One night, I started thinking about the idea of simulation and how it applied to these two groups. I had had a beer or two, so some of my conclusions don't appear to be holding up (so it goes). Still, in a nutshell, both groups are simulations, albeit very different ones. I have never read music discussed as a simulation, and I admit it does feel a little bit strange to describe Jazz Band Młynarski-Masecki as one. But with its careful re-creation of visuals and sound, it does simulate what an original group at the time might have looked and sounded like: it simulates for us, in other words, the experience of being at a concert somewhere in, let's say, Warsaw back in the day. Hańba, however, is a very different kind of simulation. Punk was not invented in Poland in the 1930's – at least that's the official story. But then who is to say that it wasn't? So here then is what it sounded like – or rather might have sounded like (if we stick to the official story). One simulation is closer to the “what if?” that we tend to think of when we hear the word, the other one is closer to postmodern ideas that do away with lived realities altogether.
These various connections notwithstanding, I feel there is one major difference between these two bands – and it's not the style of music itself. While Jazz Band Młynarski-Masecki celebrate a culture cruelly cut short, theirs is a nostalgic project. We, and of course I'm including myself here, respond to it because of the connection it provides us with a past long gone. In contrast, Hańba are aspirational in the sense of creating a call to arms to defend the Polish republic – on the surface, the ill-fated one between the two World Wars, but really the one under assault by Poland's neo-fascist PiS government.
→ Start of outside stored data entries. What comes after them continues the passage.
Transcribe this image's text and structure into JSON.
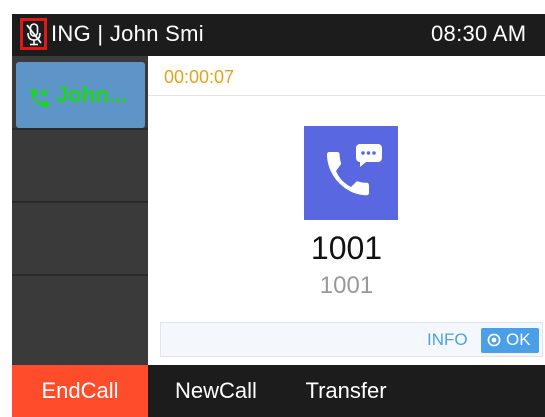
{
  "status_bar": {
    "title": "ING | John Smi",
    "time": "08:30 AM",
    "mute_icon": "microphone-muted-icon",
    "highlight_color": "#e01818"
  },
  "lines": {
    "active": {
      "label": "John...",
      "icon": "phone-incoming-icon",
      "color": "#1cd61c",
      "background": "#5e95c8"
    }
  },
  "call": {
    "duration": "00:00:07",
    "name": "1001",
    "number": "1001",
    "avatar_icon": "phone-chat-icon",
    "avatar_color": "#5967e0"
  },
  "info_bar": {
    "info_label": "INFO",
    "ok_label": "OK",
    "ok_icon": "circle-dot-icon"
  },
  "softkeys": {
    "end_call": "EndCall",
    "new_call": "NewCall",
    "transfer": "Transfer",
    "end_call_color": "#ff4c2a"
  }
}
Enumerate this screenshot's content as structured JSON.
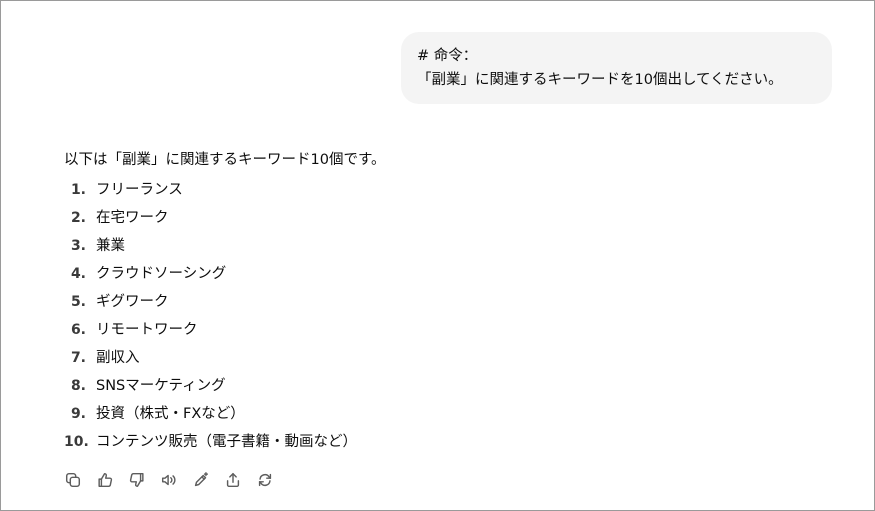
{
  "user_message": {
    "line1": "# 命令：",
    "line2": "「副業」に関連するキーワードを10個出してください。"
  },
  "assistant_message": {
    "intro": "以下は「副業」に関連するキーワード10個です。",
    "items": [
      {
        "num": "1.",
        "text": "フリーランス"
      },
      {
        "num": "2.",
        "text": "在宅ワーク"
      },
      {
        "num": "3.",
        "text": "兼業"
      },
      {
        "num": "4.",
        "text": "クラウドソーシング"
      },
      {
        "num": "5.",
        "text": "ギグワーク"
      },
      {
        "num": "6.",
        "text": "リモートワーク"
      },
      {
        "num": "7.",
        "text": "副収入"
      },
      {
        "num": "8.",
        "text": "SNSマーケティング"
      },
      {
        "num": "9.",
        "text": "投資（株式・FXなど）"
      },
      {
        "num": "10.",
        "text": "コンテンツ販売（電子書籍・動画など）"
      }
    ]
  },
  "action_icons": [
    "copy-icon",
    "thumbs-up-icon",
    "thumbs-down-icon",
    "read-aloud-icon",
    "edit-sparkle-icon",
    "share-icon",
    "regenerate-icon"
  ],
  "colors": {
    "user_bubble_bg": "#f4f4f4",
    "text": "#0d0d0d",
    "icon": "#5d5d5d",
    "frame_border": "#9a9a9a"
  }
}
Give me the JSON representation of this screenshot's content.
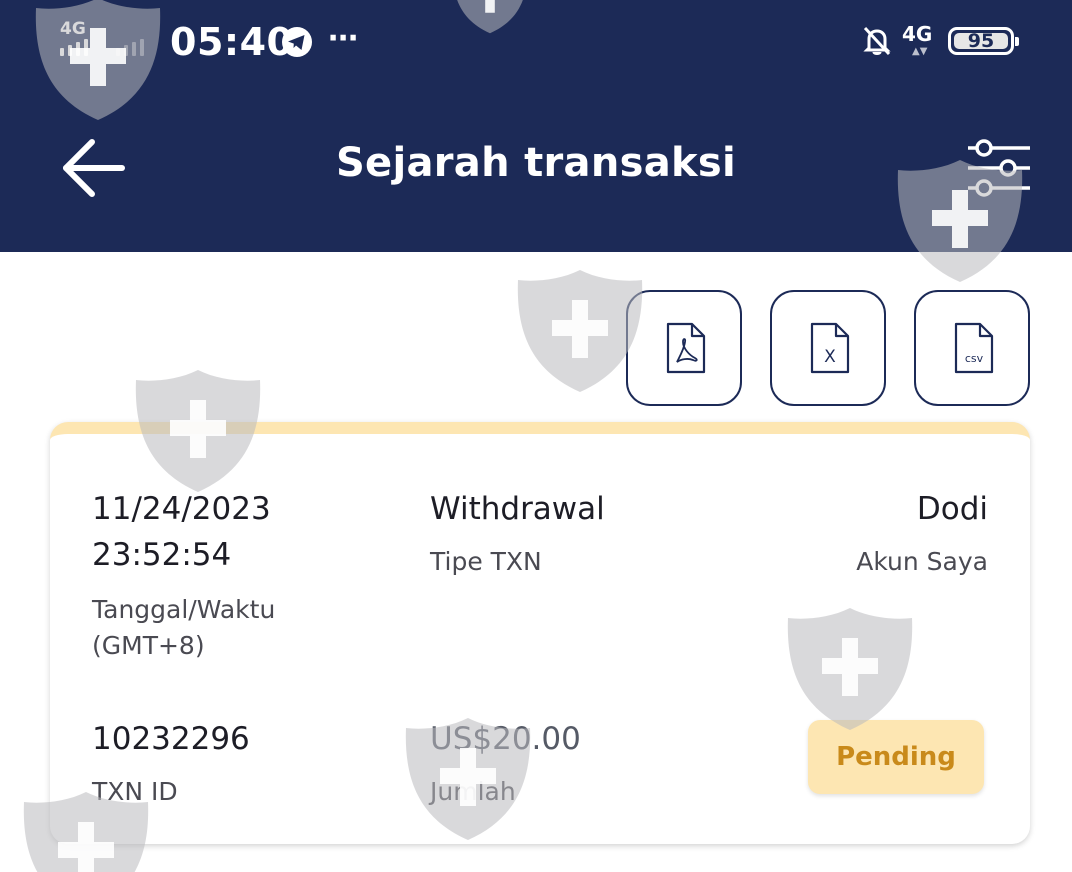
{
  "status_bar": {
    "network_left": "4G",
    "time": "05:40",
    "network_right": "4G",
    "battery_level": "95",
    "icons": [
      "signal-icon",
      "telegram-icon",
      "more-dots-icon",
      "bell-muted-icon",
      "battery-icon"
    ]
  },
  "header": {
    "title": "Sejarah transaksi",
    "back_icon": "arrow-left-icon",
    "filter_icon": "sliders-icon"
  },
  "export": {
    "buttons": [
      {
        "icon": "pdf-icon",
        "glyph": ""
      },
      {
        "icon": "excel-icon",
        "glyph": "X"
      },
      {
        "icon": "csv-icon",
        "glyph": "csv"
      }
    ]
  },
  "transaction": {
    "datetime_line1": "11/24/2023",
    "datetime_line2": "23:52:54",
    "datetime_label_line1": "Tanggal/Waktu",
    "datetime_label_line2": "(GMT+8)",
    "type": "Withdrawal",
    "type_label": "Tipe TXN",
    "account": "Dodi",
    "account_label": "Akun Saya",
    "id": "10232296",
    "id_label": "TXN ID",
    "amount": "US$20.00",
    "amount_label": "Jumlah",
    "status": "Pending"
  },
  "colors": {
    "header_bg": "#1c2a57",
    "card_accent": "#fde6b2",
    "status_text": "#c98a1a"
  }
}
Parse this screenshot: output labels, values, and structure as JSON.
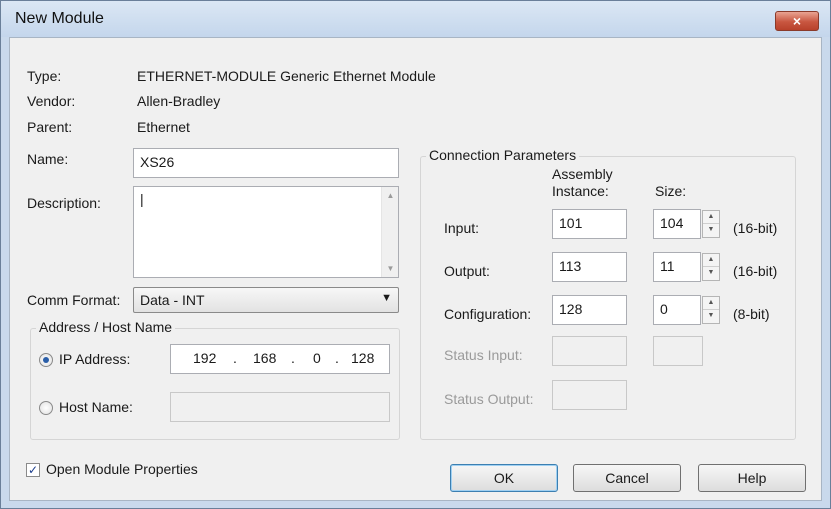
{
  "window": {
    "title": "New Module",
    "close_icon": "×"
  },
  "info": {
    "type_label": "Type:",
    "type_value": "ETHERNET-MODULE Generic Ethernet Module",
    "vendor_label": "Vendor:",
    "vendor_value": "Allen-Bradley",
    "parent_label": "Parent:",
    "parent_value": "Ethernet"
  },
  "name": {
    "label": "Name:",
    "value": "XS26"
  },
  "description": {
    "label": "Description:",
    "value": "|"
  },
  "comm_format": {
    "label": "Comm Format:",
    "value": "Data - INT"
  },
  "address": {
    "group_label": "Address / Host Name",
    "ip_label": "IP Address:",
    "ip_octets": [
      "192",
      "168",
      "0",
      "128"
    ],
    "ip_selected": true,
    "host_label": "Host Name:",
    "host_value": ""
  },
  "connection": {
    "group_label": "Connection Parameters",
    "assembly_header_line1": "Assembly",
    "assembly_header_line2": "Instance:",
    "size_header": "Size:",
    "rows": [
      {
        "label": "Input:",
        "instance": "101",
        "size": "104",
        "unit": "(16-bit)"
      },
      {
        "label": "Output:",
        "instance": "113",
        "size": "11",
        "unit": "(16-bit)"
      },
      {
        "label": "Configuration:",
        "instance": "128",
        "size": "0",
        "unit": "(8-bit)"
      }
    ],
    "status_input_label": "Status Input:",
    "status_output_label": "Status Output:"
  },
  "footer": {
    "open_props_label": "Open Module Properties",
    "open_props_checked": true,
    "ok_label": "OK",
    "cancel_label": "Cancel",
    "help_label": "Help"
  }
}
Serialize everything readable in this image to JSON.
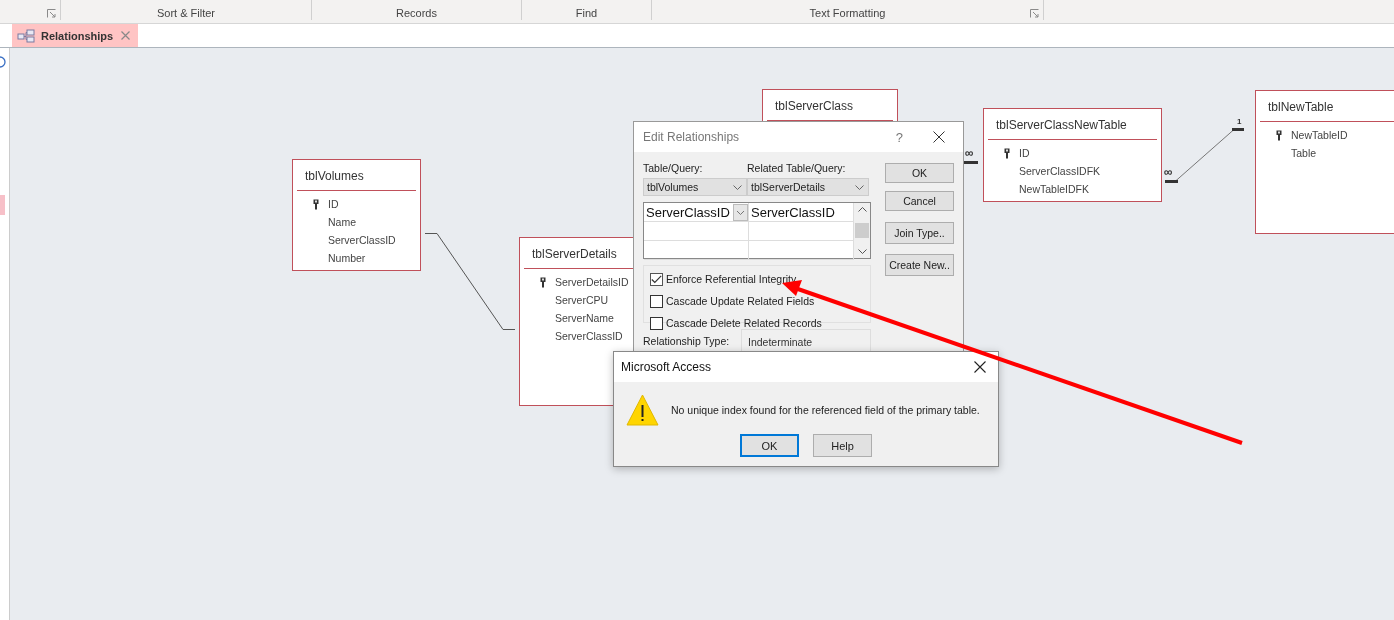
{
  "ribbon": {
    "groups": [
      {
        "launcher": true
      },
      {
        "label": "Sort & Filter",
        "launcher": false
      },
      {
        "label": "Records",
        "launcher": false
      },
      {
        "label": "Find",
        "launcher": false
      },
      {
        "label": "Text Formatting",
        "launcher": true
      }
    ]
  },
  "tabs": [
    {
      "label": "Relationships",
      "selected": true
    }
  ],
  "tables": [
    {
      "title": "tblVolumes",
      "fields": [
        {
          "name": "ID",
          "key": true
        },
        {
          "name": "Name",
          "key": false
        },
        {
          "name": "ServerClassID",
          "key": false
        },
        {
          "name": "Number",
          "key": false
        }
      ]
    },
    {
      "title": "tblServerDetails",
      "fields": [
        {
          "name": "ServerDetailsID",
          "key": true
        },
        {
          "name": "ServerCPU",
          "key": false
        },
        {
          "name": "ServerName",
          "key": false
        },
        {
          "name": "ServerClassID",
          "key": false
        }
      ]
    },
    {
      "title": "tblServerClass"
    },
    {
      "title": "tblServerClassNewTable",
      "fields": [
        {
          "name": "ID",
          "key": true
        },
        {
          "name": "ServerClassIDFK",
          "key": false
        },
        {
          "name": "NewTableIDFK",
          "key": false
        }
      ]
    },
    {
      "title": "tblNewTable",
      "fields": [
        {
          "name": "NewTableID",
          "key": true
        },
        {
          "name": "Table",
          "key": false
        }
      ]
    }
  ],
  "relationships": [
    {
      "kind": "plain"
    },
    {
      "kind": "one-to-many",
      "from_end": "∞",
      "to_end": "1"
    }
  ],
  "edit_dialog": {
    "title": "Edit Relationships",
    "help": "?",
    "table_label": "Table/Query:",
    "related_label": "Related Table/Query:",
    "table": "tblVolumes",
    "related_table": "tblServerDetails",
    "field_pairs": [
      {
        "field": "ServerClassID",
        "related_field": "ServerClassID"
      }
    ],
    "options": [
      {
        "label": "Enforce Referential Integrity",
        "checked": true
      },
      {
        "label": "Cascade Update Related Fields",
        "checked": false
      },
      {
        "label": "Cascade Delete Related Records",
        "checked": false
      }
    ],
    "buttons": [
      "OK",
      "Cancel",
      "Join Type..",
      "Create New.."
    ],
    "relationship_type_label": "Relationship Type:",
    "relationship_type": "Indeterminate",
    "side_end": "∞"
  },
  "message": {
    "title": "Microsoft Access",
    "text": "No unique index found for the referenced field of the primary table.",
    "buttons": [
      {
        "label": "OK",
        "default": true
      },
      {
        "label": "Help",
        "default": false
      }
    ]
  }
}
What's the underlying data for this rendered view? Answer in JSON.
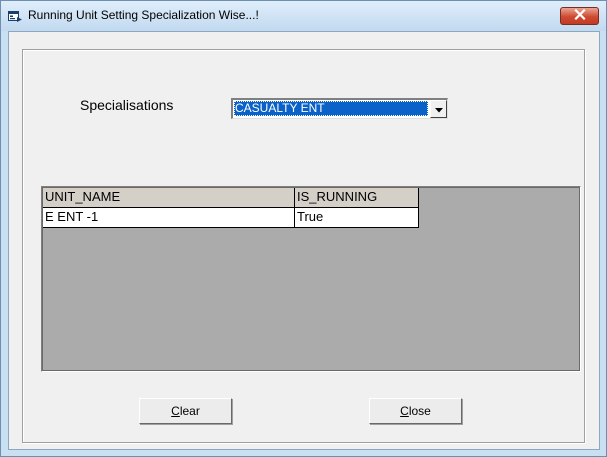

In other words, Jazz Band Młynarski-Masecki's case is passive, while Hańba's is active: the world as it was versus the world as it is and should not be. But we could drive this point further. For their second album, which does sound like a high-fidelity version of period music, Jazz Band Młynarski-Masecki apparently relied on recording equipment from the time when the music was originally performed, creating a high-fidelity nostalgia that, in this day and age, has more in common with PiS than with the countless Poles who, in light of their nation being a member of the European Union, strive for a more cosmopolitan and just society.
Well, that was a lot more pictures than last time, was it? And I threw in some YouTube videos. Substack makes this all very easy and simple.
I hope you enjoyed this installment of my emails. As always thank you for reading!